Helen Wright, headmistress of the private St Mary’s Calne, a girls’ school in Wiltshire, said her pupils were taught dissection once they reached the age of 15. Occasionally they worked with pickled rats or fish heads, but more often with pigs’ hearts and kidneys “usually sourced from a very nice butcher in Devizes”.

So learning about the environment trumps actually science, why am I not surprised. But at least the nice young ladies at St Mary's are being taught not to be squeamish about handling flesh, it is an important quality for a successful marriage.

Comments

Don't we have any of the supposedly 'gory' stuff in cooking any more?

How about preparing a freshly killed trout, or at least trimming and dicing some braising steak? And gutting a chicken is far less messy than plucking it, at least in my opinion.

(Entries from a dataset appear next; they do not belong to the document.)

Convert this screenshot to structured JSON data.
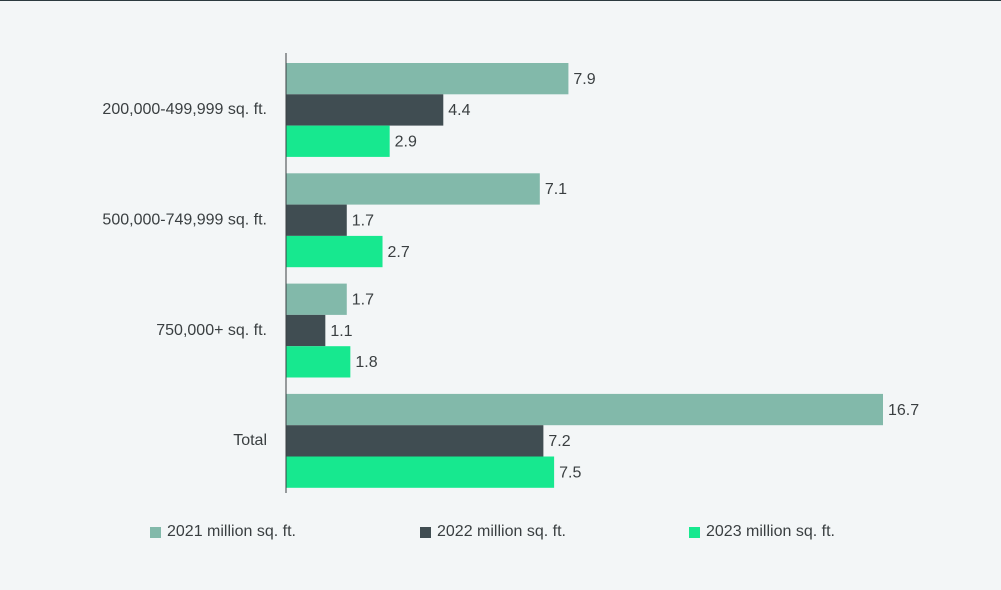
{
  "chart_data": {
    "type": "bar",
    "orientation": "horizontal",
    "categories": [
      "200,000-499,999 sq. ft.",
      "500,000-749,999 sq. ft.",
      "750,000+ sq. ft.",
      "Total"
    ],
    "series": [
      {
        "name": "2021 million sq. ft.",
        "color": "#82b9aa",
        "values": [
          7.9,
          7.1,
          1.7,
          16.7
        ],
        "labels": [
          "7.9",
          "7.1",
          "1.7",
          "16.7"
        ]
      },
      {
        "name": "2022 million sq. ft.",
        "color": "#404d52",
        "values": [
          4.4,
          1.7,
          1.1,
          7.2
        ],
        "labels": [
          "4.4",
          "1.7",
          "1.1",
          "7.2"
        ]
      },
      {
        "name": "2023 million sq. ft.",
        "color": "#17e88f",
        "values": [
          2.9,
          2.7,
          1.8,
          7.5
        ],
        "labels": [
          "2.9",
          "2.7",
          "1.8",
          "7.5"
        ]
      }
    ],
    "title": "",
    "xlabel": "",
    "ylabel": "",
    "xlim": [
      0,
      16.7
    ],
    "grid": false,
    "legend_position": "bottom"
  }
}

Changing babies' nappies is also quite good in this regard; surely any person of 12+ years could do that without risk, under direct guidance the first couple of times.

And what about all those farm trips during the lambing season? Some young people could at least move the newly-born lambs to the teat, if not help pull out the difficult ones. Pigs too; they usually come in larger packets.

I thought young ladies (and men) knew all about these things anyway, sooner than most of my generation, and it's just a matter of involving the hands, as well as the eyes and brain.

Best regards

Meanwhile on the other side of the planet pupils get taught the full range of science based subjects with all the "hard bits" left in. For years the UK has steadily fallen down the international league tables for all subjects that require a bit of hard work - maths, physics, chemistry, biology etc. This additional stupid and damaging piece of dumbing down is just one more step to our own destruction as a leading player in the world.

I remember sticking the aorta of the pig's heart I was about to dissect on one of the taps in the biology classroom, to general amusement. By turning the water on and off, you could make it look like it was beating. We were a decidedly unsqueamish bunch of little horrors, as I recall.